- Relator(a)
- Ministro Gilson Dipp
- Órgão julgador
- Quinta Turma
- Data do julgamento
- 03/05/2012
- Data de publicação
- 10/05/2012
STJ – Acórdão, Rel. Ministro Gilson Dipp, Quinta Turma, j. 03/05/2012, p. 10/05/2012
PENAL. HABEAS CORPUS SUBSTITUTIVO DE RECURSO ESPECIAL. TRÁFICO DE DROGAS. APLICAÇÃO DA CAUSA ESPECIAL DE REDUÇÃO DE PENA. REGIME MENOS GRAVOSO. DECRETO CONDENATÓRIO TRANSITADO EM JULGADO. IMPETRAÇÃO QUE DEVE SER COMPREENDIDA DENTRO DOS LIMITES RECURSAIS. RECURSO EXCLUSIVO DA DEFESA. NOVA FUNDAMENTAÇÃO. IMPOSSIBILIDADE. REFORMATIO IN PEJUS. ORDEM CONCEDIDA. I. Conquanto o uso do habeas corpus em substituição aos recursos cabíveis -- ou incidentalmente como salvaguarda de possíveis liberdades em perigo - crescentemente fora de sua inspiração originária tenha sido muito alargado pelos Tribunais, há certos limites a serem respeitados, em homenagem à própria Constituição, devendo a impetração ser compreendida dentro dos limites da racionalidade recursal preexistente e coexistente para que não se perca a razão lógica e sistemática dos recursos ordinários, e mesmo dos excepcionais, por uma irrefletida banalização e vulgarização do habeas corpus.
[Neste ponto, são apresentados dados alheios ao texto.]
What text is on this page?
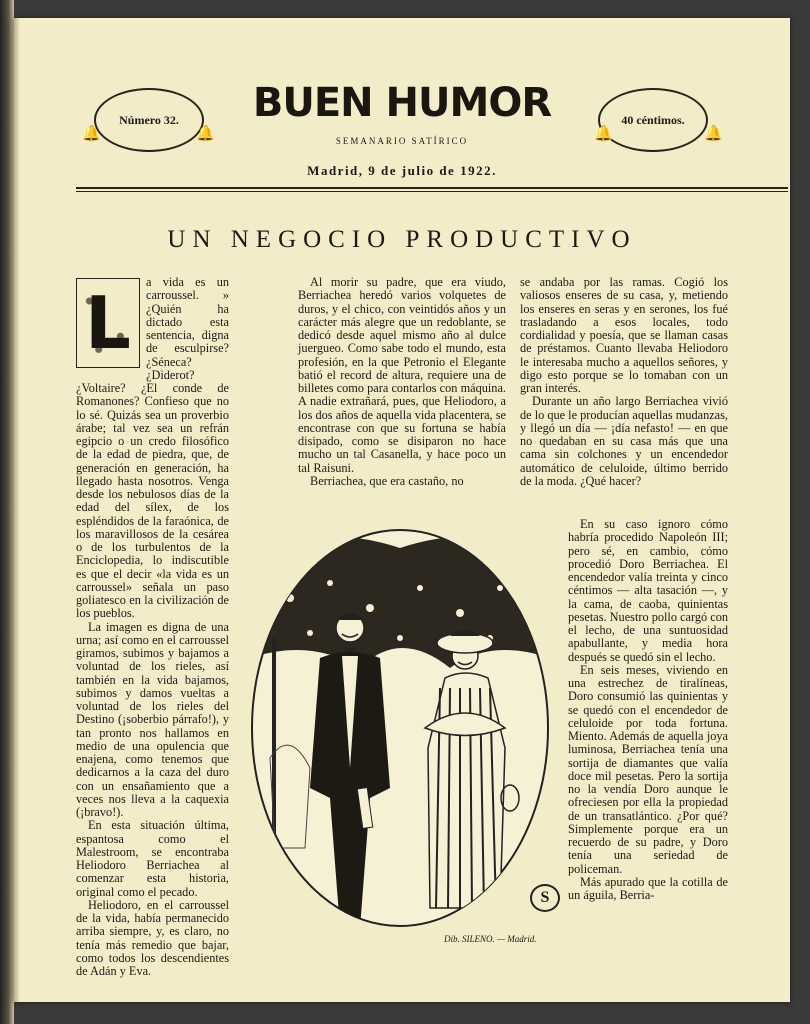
Número 32.
🔔	🔔
40 céntimos.
🔔	🔔
BUEN HUMOR
SEMANARIO SATÍRICO
Madrid, 9 de julio de 1922.
UN NEGOCIO PRODUCTIVO
L	a vida es un carroussel. » ¿Quién ha dictado esta sentencia, digna de esculpirse? ¿Séneca? ¿Diderot? ¿Voltaire? ¿El conde de Romanones? Confieso que no lo sé. Quizás sea un proverbio árabe; tal vez sea un refrán egipcio o un credo filosófico de la edad de piedra, que, de generación en generación, ha llegado hasta nosotros. Venga desde los nebulosos días de la edad del sílex, de los espléndidos de la faraónica, de los maravillosos de la cesárea o de los turbulentos de la Enciclopedia, lo indiscutible es que el decir «la vida es un carroussel» señala un paso goliatesco en la civilización de los pueblos.

La imagen es digna de una urna; así como en el carroussel giramos, subimos y bajamos a voluntad de los rieles, así también en la vida bajamos, subimos y damos vueltas a voluntad de los rieles del Destino (¡soberbio párrafo!), y tan pronto nos hallamos en medio de una opulencia que enajena, como tenemos que dedicarnos a la caza del duro con un ensañamiento que a veces nos lleva a la caquexia (¡bravo!).

En esta situación última, espantosa como el Malestroom, se encontraba Heliodoro Berriachea al comenzar esta historia, original como el pecado.

Heliodoro, en el carroussel de la vida, había permanecido arriba siempre, y, es claro, no tenía más remedio que bajar, como todos los descendientes de Adán y Eva.

Al morir su padre, que era viudo, Berriachea heredó varios volquetes de duros, y el chico, con veintidós años y un carácter más alegre que un redoblante, se dedicó desde aquel mismo año al dulce juergueo. Como sabe todo el mundo, esta profesión, en la que Petronio el Elegante batió el record de altura, requiere una de billetes como para contarlos con máquina. A nadie extrañará, pues, que Heliodoro, a los dos años de aquella vida placentera, se encontrase con que su fortuna se había disipado, como se disiparon no hace mucho un tal Casanella, y hace poco un tal Raisuni.

Berriachea, que era castaño, no

se andaba por las ramas. Cogió los valiosos enseres de su casa, y, metiendo los enseres en seras y en serones, los fué trasladando a esos locales, todo cordialidad y poesía, que se llaman casas de préstamos. Cuanto llevaba Heliodoro le interesaba mucho a aquellos señores, y digo esto porque se lo tomaban con un gran interés.

Durante un año largo Berriachea vivió de lo que le producían aquellas mudanzas, y llegó un día — ¡día nefasto! — en que no quedaban en su casa más que una cama sin colchones y un encendedor automático de celuloide, último berrido de la moda. ¿Qué hacer?

En su caso ignoro cómo habría procedido Napoleón III; pero sé, en cambio, cómo procedió Doro Berriachea. El encendedor valía treinta y cinco céntimos — alta tasación —, y la cama, de caoba, quinientas pesetas. Nuestro pollo cargó con el lecho, de una suntuosidad apabullante, y media hora después se quedó sin el lecho.

En seis meses, viviendo en una estrechez de tiralíneas, Doro consumió las quinientas y se quedó con el encendedor de celuloide por toda fortuna. Miento. Además de aquella joya luminosa, Berriachea tenía una sortija de diamantes que valía doce mil pesetas. Pero la sortija no la vendía Doro aunque le ofreciesen por ella la propiedad de un transatlántico. ¿Por qué? Simplemente porque era un recuerdo de su padre, y Doro tenía una seriedad de policeman.

Más apurado que la cotilla de un águila, Berria-

S
Dib. SILENO. — Madrid.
II. Precedentes do Supremo Tribunal Federal (Medida Cautelar no Mandado de Segurança n.º 28.524/DF (decisão de 22/12/2009, DJE n.º 19, divulgado em 01/02/2010, Rel. Ministro Gilmar Mendes e HC n.º 104.767/BA, DJ 17/08/2011, Rel. Min. Luiz Fux), nos quais se firmou o entendimento da "inadequação da via do habeas corpus para revolvimento de matéria de fato já decidida por sentença e acórdão de mérito e para servir como sucedâneo recursal". III. Na hipótese, a condenação transitou em julgado e a impetrante não se insurgiu quanto à eventual ofensa aos dispositivos da legislação federal, em sede de recurso especial, buscando o revolvimento dos fundamentos exarados nas instâncias ordinárias quanto à dosimetria da pena imposta, preferindo a utilização do writ, em substituição aos recursos ordinariamente previstos no ordenamento jurídico. IV. No vertente caso, o Tribunal a quo ao inovar na fundamentação para a não aplicação da causa de diminuição prevista no § 4º, em recurso interposto somente pela defesa, causou prejuízo ao réu, ocasionando a vedada reformatio in pejus. Precedentes. V. Deve ser anulado o acórdão combatido tão-somente no tocante à causa de diminuição de pena prevista no § 4º do art. 33, da Lei n.º 11.343/06, devendo o Tribunal de Justiça do Estado do Rio de Janeiro proceder a nova análise, como entender de direito. VI. Ordem concedida. (HC n. 216.698/RJ, relator Ministro Gilson Dipp, Quinta Turma, julgado em 3/5/2012, DJe de 10/5/2012.)